Kini semakin ramai dan terkenal rumah yang menjadi rumah makan yang representative. Nama-nama gudeg yang ada dan menjadi trade mark gudeg Jogja di Kampung Mbarek adalah Gudeg Yu Djum, Gudeg Yu Narni dan Bu Hj. Ahmad. Selain 3 penjual gudeg tersebut masih terdapat belasan penjual gudeg lainnya yang sebagian berjualan gudeg di wilayah Barek dan sebagian lainnya memilih berjualan di luar wilayah Barek seperti di daerah Beji, Jetis dan di belakang Pasar Kranggan.
Dikenal sejak lama
Gudeg bagi sebagain warga Yogyakarta yang lahir sebelum era kemerdekaan, seperti Mbah Partono(73 tahun), warga Desa Sendowo Kecamatan Mlati merupakan jenis sayur yang dikenalnya sejak kecil. Gudeg merupakan makanan tradisional masyarakat. Buah Gori atau nangka muda adalah bahan baku utama gudeg yang lebih umum dikenal. Sebab di masa lalu, bahan baku ini sangat mudah diperoleh di kebun-kebun milik masyarakat Yogyakarta. Awal Barek menjadi sentra gudeg inipun menurut Mbah Partono adalah di sekitar kawasan Barek karena merupakan area yang banyak terdapat pohon nangka. Sehingga masyarakat sering mengolah nangka muda tersebut menjadi gudeg. Mbah Partono juga mengatakan bahwa yang pertama memiliki usaha gudeg adalah Hj. Amad, kemudian masyarakat sekitar mencoba ‘nyecep’ atau mempelajari ilmu memasak gudeg Hj Amad. Dari sinilah kemudian mulai banyak warga masyarakat yang memasak nangka muda tersebut menjadi makanan dalam bentuk sayur gudeg.
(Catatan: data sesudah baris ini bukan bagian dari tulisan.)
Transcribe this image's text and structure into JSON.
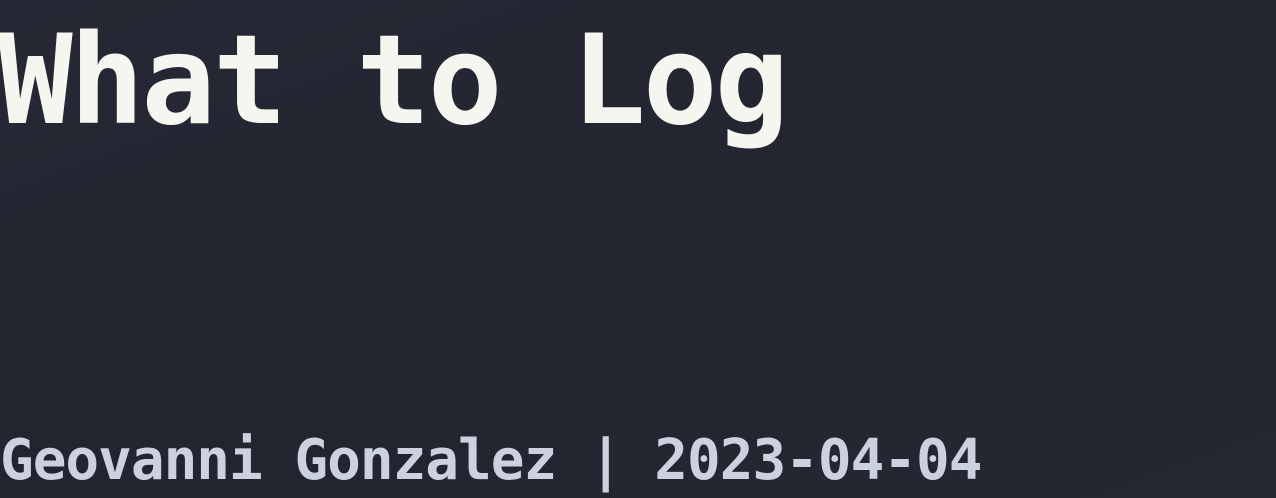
{
  "page": {
    "title": "What to Log",
    "byline": "Geovanni Gonzalez | 2023-04-04"
  },
  "colors": {
    "background": "#242631",
    "title": "#f5f6f0",
    "byline": "#cbd2de"
  }
}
Serap tenaga kerja di sekitar
Keberadaan gudeg mbarek sebagai pusat penjualan gudeg di Yogyakarta, tak ayal memberikan manfaat bagi masyarakat di sekitarnya. Banyak masyarakat yang direkrut oleh tiga raksasa produsen Gudeg Mbarek yaitu Hj. Amad, Yu Djum dan Yu Narni, sebagai tenaga kerja. Selain itu dalam memenuhi kebutuhan akan bahan baku gudeg seprti nangka muda, telur serta bahan-bahan lainnya, para penjual gudeg memanfaatkan jasa masyarakat sekitar untuk memenuhi kebutuhan akan bahan baku gudeg tersebut. Bahan baku nangka muda/ gori diperoleh dari pasokan masyarakat Kaliurang. Gori yang dipasok bias berupa gori utuh yang belum dikupas maupun gori yang sudah dicacah dengan alas an hemat tenaga dan waktu.
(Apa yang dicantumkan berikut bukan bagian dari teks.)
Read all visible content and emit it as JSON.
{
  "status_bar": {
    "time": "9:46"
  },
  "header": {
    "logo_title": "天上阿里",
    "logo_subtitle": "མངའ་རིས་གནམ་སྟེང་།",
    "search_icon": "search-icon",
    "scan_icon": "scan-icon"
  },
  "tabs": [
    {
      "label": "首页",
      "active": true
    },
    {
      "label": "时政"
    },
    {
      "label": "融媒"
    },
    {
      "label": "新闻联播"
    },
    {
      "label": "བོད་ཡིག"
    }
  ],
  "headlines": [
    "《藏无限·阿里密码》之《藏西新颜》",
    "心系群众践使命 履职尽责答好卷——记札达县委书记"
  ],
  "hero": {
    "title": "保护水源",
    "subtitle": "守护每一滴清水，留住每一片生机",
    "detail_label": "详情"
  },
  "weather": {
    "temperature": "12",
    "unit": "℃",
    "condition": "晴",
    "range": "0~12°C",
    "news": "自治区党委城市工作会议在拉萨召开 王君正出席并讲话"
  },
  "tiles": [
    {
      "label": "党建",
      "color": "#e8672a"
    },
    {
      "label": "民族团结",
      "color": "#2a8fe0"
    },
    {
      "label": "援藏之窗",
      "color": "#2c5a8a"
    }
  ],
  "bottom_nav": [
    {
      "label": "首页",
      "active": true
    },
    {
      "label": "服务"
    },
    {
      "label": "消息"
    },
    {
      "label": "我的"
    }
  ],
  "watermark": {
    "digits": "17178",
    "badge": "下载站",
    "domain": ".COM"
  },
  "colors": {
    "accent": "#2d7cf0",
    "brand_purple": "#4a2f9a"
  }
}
Seiring dengan semakin berkembangnya usaha gudeg, semakin banyak pula dibuka cabang-cabang baru warung dan rumah makan gudeg seperti di Jalan Palagan Tentara Pelajar, Jalan Kaliurang, Jalan Solo dan Jalan Magelang, Tridadi Sleman. Bertambahnya cabang-cabang rumah makan tersebut juga berarti manfaat uang dinikmati masyarakat juga semakin besar.